As you say "War itself should be bad enough. By making “genocide” the moral limit, the sheer cruelty and destructiveness of war fought according to “legal” limits is diminished."

Expand full comment

Law and morality are a very uneasy fit, but neither can quite live without the other. We want to use the legal term "genocide" as a catchword for ultimate immorality. It makes some moral sense. But the legal definition--hinging on intent--is poorly suited to the task. Any legal standard that relies on intent is almost impossible to apply to a state actor who wants to avoid the standard.

Of course, "genocide," like any other legal standard, is overinclusive as well as underinclusive. Putin's Russification of Ukrainian children is a mere bagatelle compared to his other war crimes. But he admitted it as policy, so the genocide case against him is fairly strong.

Despite their interdependence, I think we should be more careful about separating moral and legal discourse. But then again, I would think that. I was a business lawyer by trade.

Expand full comment

Really excellent analysis & clarification, BUT...I don't want to be pedantic, but small, but important correction: it was Raphael Lemkin, not Rafael Temkin.

Expand full comment

I agree with all the points you raise in this very complex matter--except for this which you write in your point number 4, and which I disagree with a bit: "The convention on genocide was created in response to the Holocaust. As was Israel as a state, both because of the mass migration from Europe and the sense among nations that the Jews deserved, in fact, needed, a state."

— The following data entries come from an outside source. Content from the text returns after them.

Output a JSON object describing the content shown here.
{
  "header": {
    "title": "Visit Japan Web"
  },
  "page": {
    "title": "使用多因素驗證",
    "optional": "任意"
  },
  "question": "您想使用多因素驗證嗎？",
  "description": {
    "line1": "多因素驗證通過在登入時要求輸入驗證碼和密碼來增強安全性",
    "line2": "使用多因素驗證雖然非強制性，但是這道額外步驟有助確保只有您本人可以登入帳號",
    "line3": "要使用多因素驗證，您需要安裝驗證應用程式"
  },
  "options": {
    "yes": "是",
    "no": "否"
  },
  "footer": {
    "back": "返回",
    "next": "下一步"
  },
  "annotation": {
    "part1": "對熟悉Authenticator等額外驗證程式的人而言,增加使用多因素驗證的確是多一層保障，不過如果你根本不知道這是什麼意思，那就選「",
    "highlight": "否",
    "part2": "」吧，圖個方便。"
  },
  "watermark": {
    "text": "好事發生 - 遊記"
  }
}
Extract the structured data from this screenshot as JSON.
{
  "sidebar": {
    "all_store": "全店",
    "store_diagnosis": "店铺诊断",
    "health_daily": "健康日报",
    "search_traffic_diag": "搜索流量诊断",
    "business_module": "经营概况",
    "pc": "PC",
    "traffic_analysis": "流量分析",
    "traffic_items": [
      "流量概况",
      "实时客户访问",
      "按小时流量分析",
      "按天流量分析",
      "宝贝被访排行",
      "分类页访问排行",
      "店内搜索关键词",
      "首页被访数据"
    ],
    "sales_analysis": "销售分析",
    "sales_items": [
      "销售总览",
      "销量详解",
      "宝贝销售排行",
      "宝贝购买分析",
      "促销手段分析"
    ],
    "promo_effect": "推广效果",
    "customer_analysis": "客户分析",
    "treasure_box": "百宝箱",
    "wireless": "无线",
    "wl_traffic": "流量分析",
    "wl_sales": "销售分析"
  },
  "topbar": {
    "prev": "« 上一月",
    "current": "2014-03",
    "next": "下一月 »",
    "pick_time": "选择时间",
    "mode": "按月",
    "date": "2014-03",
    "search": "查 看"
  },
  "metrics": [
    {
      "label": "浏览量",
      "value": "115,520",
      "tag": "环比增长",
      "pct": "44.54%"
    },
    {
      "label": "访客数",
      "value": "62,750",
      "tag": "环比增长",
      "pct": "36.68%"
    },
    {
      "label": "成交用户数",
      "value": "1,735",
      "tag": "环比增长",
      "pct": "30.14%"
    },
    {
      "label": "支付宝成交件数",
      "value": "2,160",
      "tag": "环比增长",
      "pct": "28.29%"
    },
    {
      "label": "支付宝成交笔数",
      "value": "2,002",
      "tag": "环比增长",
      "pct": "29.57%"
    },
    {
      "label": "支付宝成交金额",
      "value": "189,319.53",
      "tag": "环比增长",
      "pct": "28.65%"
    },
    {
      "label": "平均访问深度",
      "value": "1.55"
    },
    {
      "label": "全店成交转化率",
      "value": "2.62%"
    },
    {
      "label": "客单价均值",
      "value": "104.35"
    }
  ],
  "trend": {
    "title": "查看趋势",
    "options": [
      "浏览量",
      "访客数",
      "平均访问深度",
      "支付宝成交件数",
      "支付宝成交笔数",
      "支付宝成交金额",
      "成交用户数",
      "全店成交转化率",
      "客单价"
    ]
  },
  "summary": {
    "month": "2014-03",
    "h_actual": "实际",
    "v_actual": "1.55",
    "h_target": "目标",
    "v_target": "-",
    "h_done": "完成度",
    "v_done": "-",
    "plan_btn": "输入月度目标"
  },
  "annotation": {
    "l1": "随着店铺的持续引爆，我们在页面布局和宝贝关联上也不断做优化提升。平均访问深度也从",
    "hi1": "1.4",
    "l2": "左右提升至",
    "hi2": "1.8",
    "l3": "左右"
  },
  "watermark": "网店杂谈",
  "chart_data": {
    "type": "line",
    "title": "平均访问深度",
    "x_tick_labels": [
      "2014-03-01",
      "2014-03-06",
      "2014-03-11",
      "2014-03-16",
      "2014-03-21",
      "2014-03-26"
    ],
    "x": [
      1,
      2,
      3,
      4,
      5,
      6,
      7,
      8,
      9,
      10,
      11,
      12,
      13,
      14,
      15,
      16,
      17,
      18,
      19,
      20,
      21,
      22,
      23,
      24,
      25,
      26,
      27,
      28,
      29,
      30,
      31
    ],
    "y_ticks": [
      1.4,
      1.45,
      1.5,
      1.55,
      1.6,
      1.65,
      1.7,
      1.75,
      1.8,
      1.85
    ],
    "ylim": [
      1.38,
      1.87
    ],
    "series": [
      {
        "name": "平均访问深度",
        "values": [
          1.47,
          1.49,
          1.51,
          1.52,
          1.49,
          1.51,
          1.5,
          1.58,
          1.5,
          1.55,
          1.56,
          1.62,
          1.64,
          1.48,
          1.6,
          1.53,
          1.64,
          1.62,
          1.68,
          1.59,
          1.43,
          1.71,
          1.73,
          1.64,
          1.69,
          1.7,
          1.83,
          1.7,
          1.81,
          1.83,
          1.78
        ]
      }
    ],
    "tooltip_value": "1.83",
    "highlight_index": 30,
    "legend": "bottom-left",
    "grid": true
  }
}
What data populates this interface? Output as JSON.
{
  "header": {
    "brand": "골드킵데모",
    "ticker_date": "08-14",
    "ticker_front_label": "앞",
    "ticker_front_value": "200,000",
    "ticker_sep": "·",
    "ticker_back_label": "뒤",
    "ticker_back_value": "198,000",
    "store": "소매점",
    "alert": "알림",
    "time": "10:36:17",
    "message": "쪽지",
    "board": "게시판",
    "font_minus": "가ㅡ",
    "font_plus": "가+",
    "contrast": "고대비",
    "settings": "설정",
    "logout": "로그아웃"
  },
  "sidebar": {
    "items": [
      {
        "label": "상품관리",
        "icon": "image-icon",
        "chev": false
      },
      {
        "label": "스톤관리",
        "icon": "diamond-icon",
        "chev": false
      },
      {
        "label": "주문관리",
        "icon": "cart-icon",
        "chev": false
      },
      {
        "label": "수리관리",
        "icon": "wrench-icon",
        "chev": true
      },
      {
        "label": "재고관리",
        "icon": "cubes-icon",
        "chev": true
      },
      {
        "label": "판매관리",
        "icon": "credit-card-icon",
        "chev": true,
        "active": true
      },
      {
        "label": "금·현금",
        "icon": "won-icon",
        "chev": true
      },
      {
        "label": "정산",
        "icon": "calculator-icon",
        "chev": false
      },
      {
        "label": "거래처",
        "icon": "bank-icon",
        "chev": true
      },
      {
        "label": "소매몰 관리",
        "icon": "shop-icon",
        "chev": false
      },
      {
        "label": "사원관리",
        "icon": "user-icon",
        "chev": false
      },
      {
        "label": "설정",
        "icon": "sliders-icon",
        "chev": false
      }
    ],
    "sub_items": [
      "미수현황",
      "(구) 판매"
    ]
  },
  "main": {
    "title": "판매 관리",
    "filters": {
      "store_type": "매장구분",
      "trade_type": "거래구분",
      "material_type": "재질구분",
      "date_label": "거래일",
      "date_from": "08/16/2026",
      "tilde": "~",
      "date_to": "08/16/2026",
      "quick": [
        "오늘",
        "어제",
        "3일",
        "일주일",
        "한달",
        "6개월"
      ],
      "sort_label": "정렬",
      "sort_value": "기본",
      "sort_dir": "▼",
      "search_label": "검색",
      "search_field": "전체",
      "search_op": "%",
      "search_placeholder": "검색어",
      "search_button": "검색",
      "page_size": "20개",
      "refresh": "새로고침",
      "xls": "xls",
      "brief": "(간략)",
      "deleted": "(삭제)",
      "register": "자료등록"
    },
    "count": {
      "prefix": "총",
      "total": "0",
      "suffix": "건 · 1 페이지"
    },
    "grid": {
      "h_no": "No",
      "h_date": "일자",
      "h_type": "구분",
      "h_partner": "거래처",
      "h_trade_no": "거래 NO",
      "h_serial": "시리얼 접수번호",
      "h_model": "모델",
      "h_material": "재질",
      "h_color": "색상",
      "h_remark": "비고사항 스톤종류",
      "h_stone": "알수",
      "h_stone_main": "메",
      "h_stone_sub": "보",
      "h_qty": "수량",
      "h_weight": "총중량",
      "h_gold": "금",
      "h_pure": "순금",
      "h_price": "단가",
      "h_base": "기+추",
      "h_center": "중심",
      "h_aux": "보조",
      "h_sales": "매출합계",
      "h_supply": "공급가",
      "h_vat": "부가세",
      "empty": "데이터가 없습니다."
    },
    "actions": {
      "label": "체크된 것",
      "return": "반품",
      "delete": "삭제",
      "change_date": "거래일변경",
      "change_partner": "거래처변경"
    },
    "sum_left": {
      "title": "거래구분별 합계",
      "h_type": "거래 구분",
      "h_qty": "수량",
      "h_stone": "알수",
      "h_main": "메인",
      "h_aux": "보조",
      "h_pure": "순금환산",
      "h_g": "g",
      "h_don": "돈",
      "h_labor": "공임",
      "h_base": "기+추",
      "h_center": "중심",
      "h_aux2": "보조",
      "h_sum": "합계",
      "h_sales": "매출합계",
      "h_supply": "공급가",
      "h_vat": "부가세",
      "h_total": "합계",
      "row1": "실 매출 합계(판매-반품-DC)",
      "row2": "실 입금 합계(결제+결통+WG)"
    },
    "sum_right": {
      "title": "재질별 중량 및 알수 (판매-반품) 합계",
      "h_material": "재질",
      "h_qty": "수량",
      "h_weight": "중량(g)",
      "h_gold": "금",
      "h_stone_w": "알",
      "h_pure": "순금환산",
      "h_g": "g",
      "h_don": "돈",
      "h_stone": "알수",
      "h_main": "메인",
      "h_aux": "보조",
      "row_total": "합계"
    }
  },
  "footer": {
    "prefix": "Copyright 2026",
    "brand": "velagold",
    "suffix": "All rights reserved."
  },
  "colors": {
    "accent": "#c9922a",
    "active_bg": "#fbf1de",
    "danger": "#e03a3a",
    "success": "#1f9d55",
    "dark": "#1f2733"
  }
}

But Israel was not founded in response to the Holocaust which its founding enterprise predated, although that (and other bouts of discrimination and violence against Jews throughout history were an additional justification for the state's emergence and existence). Rather (I quote parts of what I wrote to another substack comment board): Zionism (which ultimately resulted in the state of Israel) was part of the international sea change that occurred at the end of the 19th century and first half (or more) of the 20th century as response to the then fall of empires which for many millennia had organized so much of socio-political life around the world. As the old empires crumbled, people sought new modes of polity organization and affiliation/solidarity, the two replacement contenders being nationalism (already present since the late medieval era in northwest Europe) or some form of Marxist-communism--the one with solidarity built around a (mythic) idea of common blood, the other with solidarity built around common (worker) class connectedness. Nationalism largely won out, although many of the new states that emerged in the wake of the fall of empires by the second half of the 20th century initially combined, awkwardly, some sort of nationalism with some sort of Marxism. The "logic" of so much violent activity in the first half of the 20th century was for the newly energized and aware national groups to rush to what they considered their religio-ethno-national historic homeland territories in the crumbling empires, grab that for their new states, and throw out (or massacre) others. See, for example the horrendous doings in Armenia/Greece/Turkey - or Pakistan/India - or Slav/German Europe. The Jews, who considered themselves a national group (and were more or less so considered by everyone else), operated according to that logic at that time, even where they were geographically splayed out (not all at that time from the Middle East--which is what gives rise to accusations of the whole state of Israel as a colonial project) This had nothing to do with the Holocaust, which it predated, and everything to do with the "logic" and actions of the time about nationalism and national groups.

Expand full comment

Thank you. Just read this out loud to my wife over coffee. Illuminating!